# [SOLVED] NetworkManager init script not started at boot

## blursmurf

been trying to figure out what is wrong for the past few hours and googling it doesn't seem to be of any help either...

emerged NetworkManager, restarted dbus, hald and started the service... loaded nm-applet and things seems to be working...

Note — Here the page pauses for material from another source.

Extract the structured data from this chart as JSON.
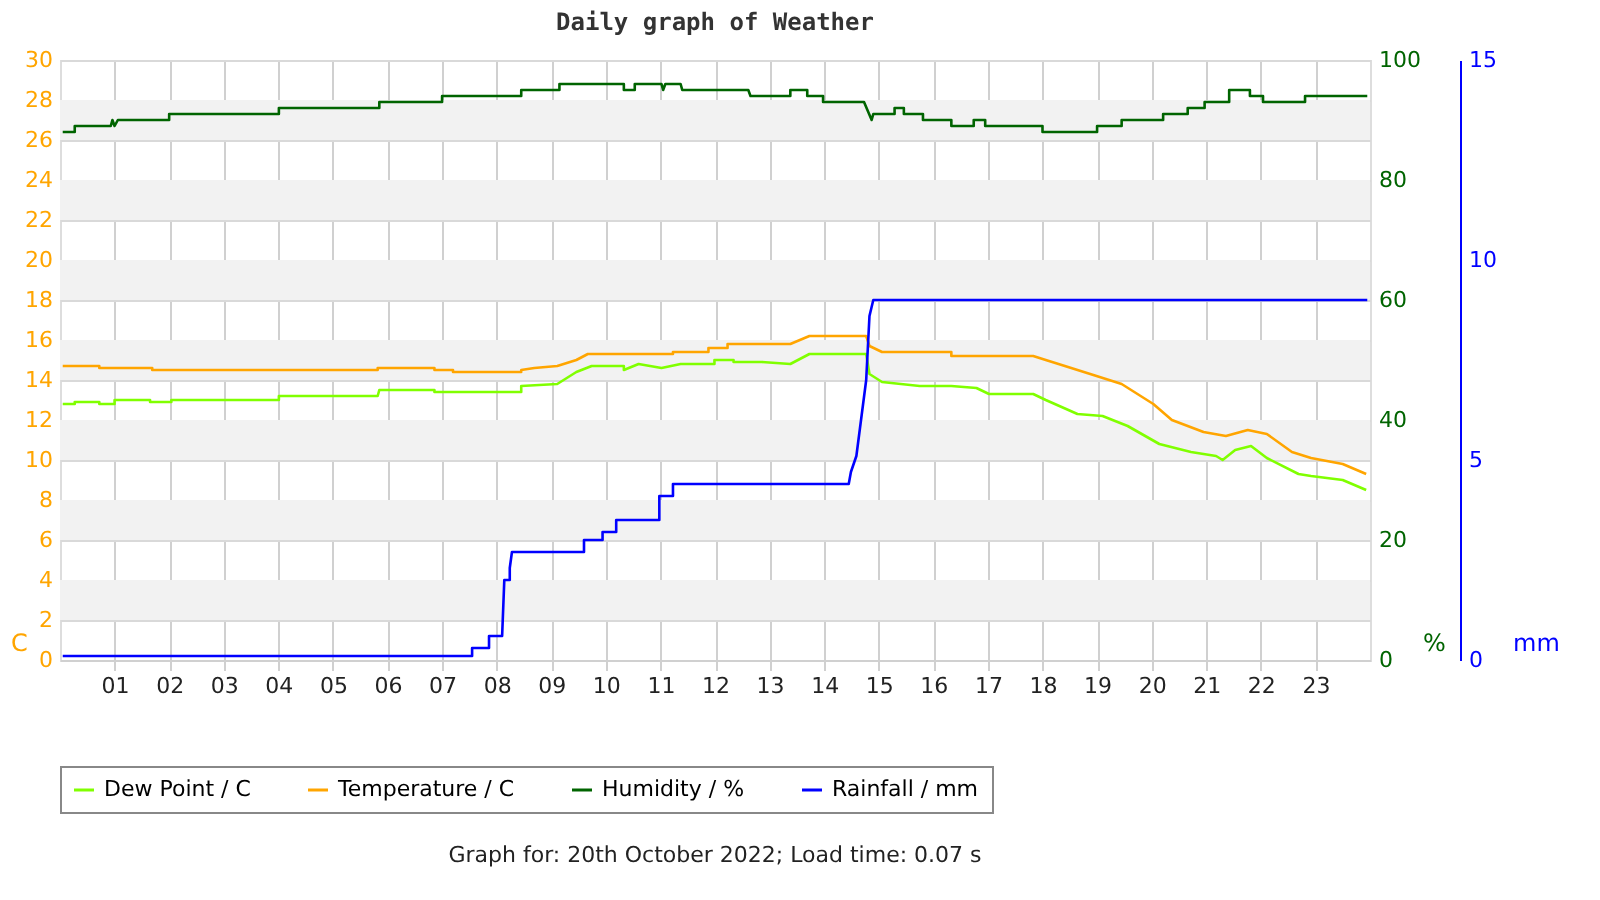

did a rc-update add NetworkManager default to add it to the default runlevel

edited /etc/rc.conf and /etc/conf.d/rc to disable hotplugging of net.*....

reboot...

but alas.... when my system booted, networkmanager refuses to load during init...

rc-update show

 *Quote:*   

> 
> 
>  consolefont |                  boot                         
> 
>                  hald | default                                       
> ...

 

rc-status -a

 *Quote:*   

> Runlevel: default
> 
>  dbus                                                              [  started  ]
> 
>  syslog-ng                                                         [  started  ]
> ...

 

rc-config list

 *Quote:*   

> Available init scripts
> 
>   NetworkManager            default
> 
>   alsasound                 
> ...

 

what is wrong!?! >_<Last edited by blursmurf on Mon Jan 25, 2010 5:56 am; edited 1 time in total

----------

## megaflow

a day ago i had to do a  *Quote:*   

> revdep-rebuild -L libssl3.so.12

  to get the network manager to work again after some update's

----------

## blursmurf

ok.. problem solved... seems like the dependency cache is not updated.... so networkmanager refuses to load during default runlevel....

----------